Hydrogen – A Sustainable Frontier in Energy

The energy industry is becoming sustainable, with hydrogen gaining traction in global net-zero emissions goals. This blog explores the recent surge of interest and substantial investments in hydrogen, signaling its potential to revolutionize the energy industry.

While using hydrogen for energy production is not new, it has recently become an emerging part of the global net-zero emissions goal, gaining heavy traction in the energy industry. Hydrogen, the most abundant element on earth, is recognized as a clean and versatile energy carrier, offering a promising alternative to traditional fuels. However, hydrogen rarely exists in its pure form in nature, meaning an energy input is required to produce pure hydrogen. There are many ways to produce hydrogen, with steam-methane reforming, electrolysis (water splitting), and fuel cells being the most common. Each of these methods requires an energy input, electricity, and/or fossil fuels to create a reaction that results in pure hydrogen as a byproduct (among others). For example, currently, 95% of current hydrogen production comes from steam-methane reformation (grey hydrogen), in which high-temperature steam (H20), methane (CH4), and a catalyst react to produce hydrogen (H2), carbon monoxide (CO), and a small amount of carbon dioxide (CO2). Because this requires a fossil fuel input, it is not considered 100% clean (green hydrogen).

Significant capital investments and incentives for hydrogen are provided through various programs to improve the economics of H2 production and make it a more viable clean energy resource. In the US, the Inflation Reduction Act provides a tax credit per kg of H2 produced and over $300 billion in loan authority to the Department of Energy to finance clean energy projects like hydrogen production. The Bipartisan Infrastructure Law allocates $1.5 billion to reduce the cost of pure hydrogen through research and development in electrolysis technologies. The Regional Clean Hydrogen Hubs program provides $7 billion to support the creation of clean hydrogen networks across the country, which is expected to draw an additional $40 billion in private investments.

Hydrogen’s application in heavy transportation, agriculture, and the production of chemicals, steel, iron, and cement make it a key player. Additionally, its potential role in grid reliability through energy sources (wind and solar) is the intermittent nature of production. This can often result in overproduction and curtailment of these sources. If production exceeds demand, these sources may be “curtailed” or effectively turned off when they could be producing energy at a marginal cost. This where hydrogen storage can play a role. Energy producers can continue to produce electricity during high production and low demand periods. While some challenges with storing hydrogen need to be addressed to make it more viable, this could help improve the efficiency of renewable energy on our grids.

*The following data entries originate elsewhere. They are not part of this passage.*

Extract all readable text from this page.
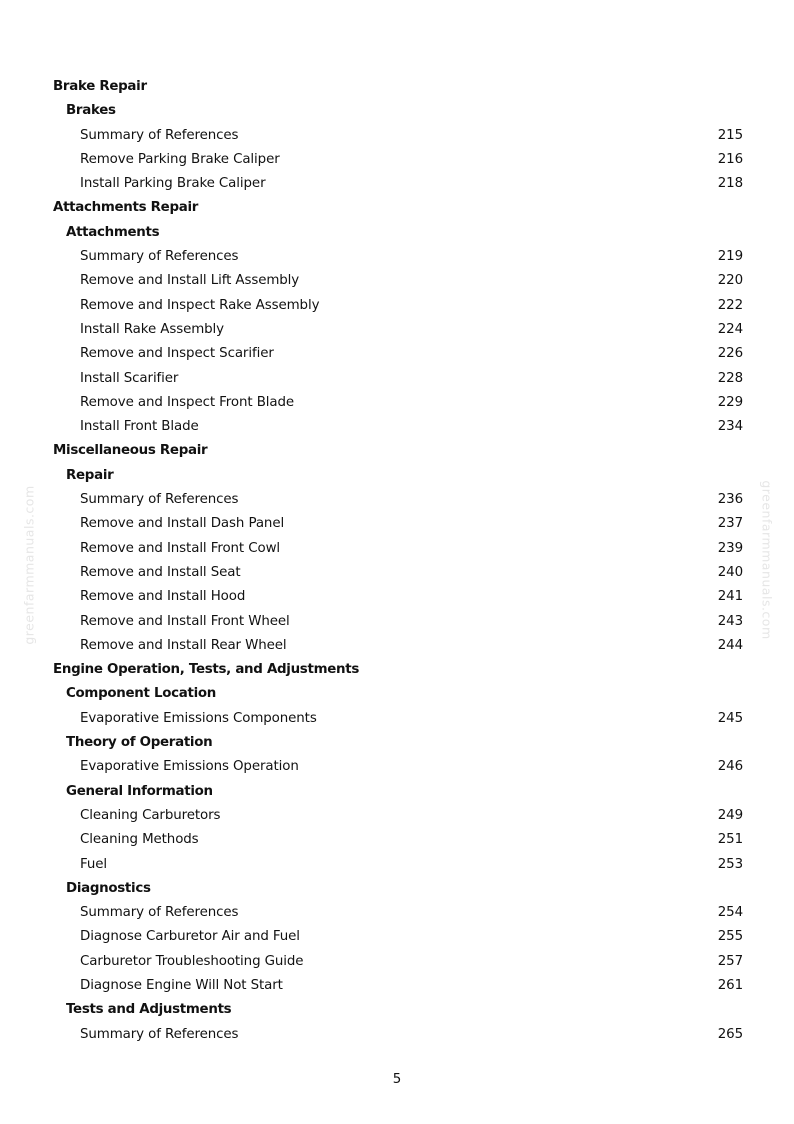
greenfarmmanuals.com	greenfarmmanuals.com
Brake Repair
Brakes
Summary of References	215
Remove Parking Brake Caliper	216
Install Parking Brake Caliper	218
Attachments Repair
Attachments
Summary of References	219
Remove and Install Lift Assembly	220
Remove and Inspect Rake Assembly	222
Install Rake Assembly	224
Remove and Inspect Scarifier	226
Install Scarifier	228
Remove and Inspect Front Blade	229
Install Front Blade	234
Miscellaneous Repair
Repair
Summary of References	236
Remove and Install Dash Panel	237
Remove and Install Front Cowl	239
Remove and Install Seat	240
Remove and Install Hood	241
Remove and Install Front Wheel	243
Remove and Install Rear Wheel	244
Engine Operation, Tests, and Adjustments
Component Location
Evaporative Emissions Components	245
Theory of Operation
Evaporative Emissions Operation	246
General Information
Cleaning Carburetors	249
Cleaning Methods	251
Fuel	253
Diagnostics
Summary of References	254
Diagnose Carburetor Air and Fuel	255
Carburetor Troubleshooting Guide	257
Diagnose Engine Will Not Start	261
Tests and Adjustments
Summary of References	265
5
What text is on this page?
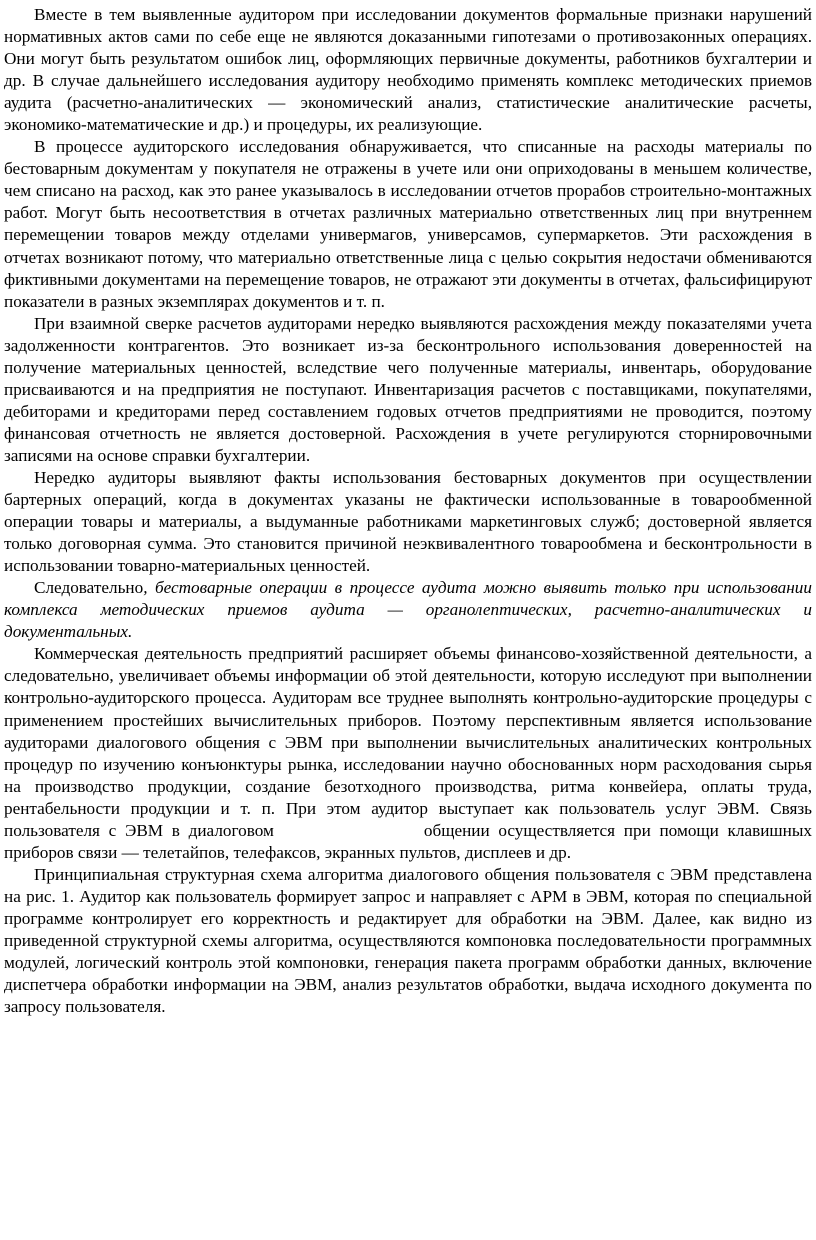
Вместе в тем выявленные аудитором при исследовании документов формальные признаки нарушений нормативных актов сами по себе еще не являются доказанными гипотезами о противозаконных операциях. Они могут быть результатом ошибок лиц, оформляющих первичные документы, работников бухгалтерии и др. В случае дальнейшего исследования аудитору необходимо применять комплекс методических приемов аудита (расчетно-аналитических — экономический анализ, статистические аналитические расчеты, экономико-математические и др.) и процедуры, их реализующие.

В процессе аудиторского исследования обнаруживается, что списанные на расходы материалы по бестоварным документам у покупателя не отражены в учете или они оприходованы в меньшем количестве, чем списано на расход, как это ранее указывалось в исследовании отчетов прорабов строительно-монтажных работ. Могут быть несоответствия в отчетах различных материально ответственных лиц при внутреннем перемещении товаров между отделами универмагов, универсамов, супермаркетов. Эти расхождения в отчетах возникают потому, что материально ответственные лица с целью сокрытия недостачи обмениваются фиктивными документами на перемещение товаров, не отражают эти документы в отчетах, фальсифицируют показатели в разных экземплярах документов и т. п.

При взаимной сверке расчетов аудиторами нередко выявляются расхождения между показателями учета задолженности контрагентов. Это возникает из-за бесконтрольного использования доверенностей на получение материальных ценностей, вследствие чего полученные материалы, инвентарь, оборудование присваиваются и на предприятия не поступают. Инвентаризация расчетов с поставщиками, покупателями, дебиторами и кредиторами перед составлением годовых отчетов предприятиями не проводится, поэтому финансовая отчетность не является достоверной. Расхождения в учете регулируются сторнировочными записями на основе справки бухгалтерии.

Нередко аудиторы выявляют факты использования бестоварных документов при осуществлении бартерных операций, когда в документах указаны не фактически использованные в товарообменной операции товары и материалы, а выдуманные работниками маркетинговых служб; достоверной является только договорная сумма. Это становится причиной неэквивалентного товарообмена и бесконтрольности в использовании товарно-материальных ценностей.

Следовательно, бестоварные операции в процессе аудита можно выявить только при использовании комплекса методических приемов аудита — органолептических, расчетно-аналитических и документальных.

Коммерческая деятельность предприятий расширяет объемы финансово-хозяйственной деятельности, а следовательно, увеличивает объемы информации об этой деятельности, которую исследуют при выполнении контрольно-аудиторского процесса. Аудиторам все труднее выполнять контрольно-аудиторские процедуры с применением простейших вычислительных приборов. Поэтому перспективным является использование аудиторами диалогового общения с ЭВМ при выполнении вычислительных аналитических контрольных процедур по изучению конъюнктуры рынка, исследовании научно обоснованных норм расходования сырья на производство продукции, создание безотходного производства, ритма конвейера, оплаты труда, рентабельности продукции и т. п. При этом аудитор выступает как пользователь услуг ЭВМ. Связь пользователя с ЭВМ в диалоговом	общении осуществляется при помощи клавишных приборов связи — телетайпов, телефаксов, экранных пультов, дисплеев и др.

Принципиальная структурная схема алгоритма диалогового общения пользователя с ЭВМ представлена на рис. 1. Аудитор как пользователь формирует запрос и направляет с АРМ в ЭВМ, которая по специальной программе контролирует его корректность и редактирует для обработки на ЭВМ. Далее, как видно из приведенной структурной схемы алгоритма, осуществляются компоновка последовательности программных модулей, логический контроль этой компоновки, генерация пакета программ обработки данных, включение диспетчера обработки информации на ЭВМ, анализ результатов обработки, выдача исходного документа по запросу пользователя.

Today, clean hydrogen production costs exceed the cost of fossil fuels. Still, with significant investments pouring into the industry, the cost of production in some countries is projected to fall 50% or more by 2030 and continue to fall steadily through 2050, according to estimates. This anticipated cost reduction hinges on two key drivers: advancements in hydrogen technologies and the ongoing progress of other renewable energy sources. Breakthroughs in electrolyzers, fuel cells, and related infrastructure are poised to significantly boost efficiency, thereby driving down costs. In line with this trajectory, a noteworthy initiative has been launched in the United States: the Hydrogen Shot. This ambitious endeavor, initiated in 2021, sets an audacious goal of slashing the cost of clean hydrogen from $5 per kilogram to a mere $1 per kilogram within a decade–a remarkable 80% reduction. Backed by governmental bodies and industry stake holders alike, this initiative underscores a concerted push to accelerate the transition toward a hydrogen powered future. If the economics of hydrogen can improve to the point of being equal to or better that fossil fuels we hope to replace, hydrogen could become a significant part of the global carbon emissions reduction efforts.

The future outlook for hydrogen is promising, with potential implications that could reshape the energy industry. as a significant paly in achieving global carbon emissions reductions goals, hydrogen’s economic competitiveness with fossil fuels is crucial to the ongoing energy transition. The Hydrogen Shot initiative promises not to only drive significant job creation throughout the hydrogen value chain but also to catalyze substantial reductions in greenhouse gas emissions. Additionally, by fostering economic growth and innovation, the widespread adoption of clean hydrogen holds the potential to enhance energy security and position the United States as a global leader in the transition to a low-carbon economy.

In conclusion, the potential of hydrogen to revolutionize the energy industry and contribute substantially to global sustainability goals cannot be overstated. The power of hydrogen may fuel the journey towards a cleaner and more sustainable future.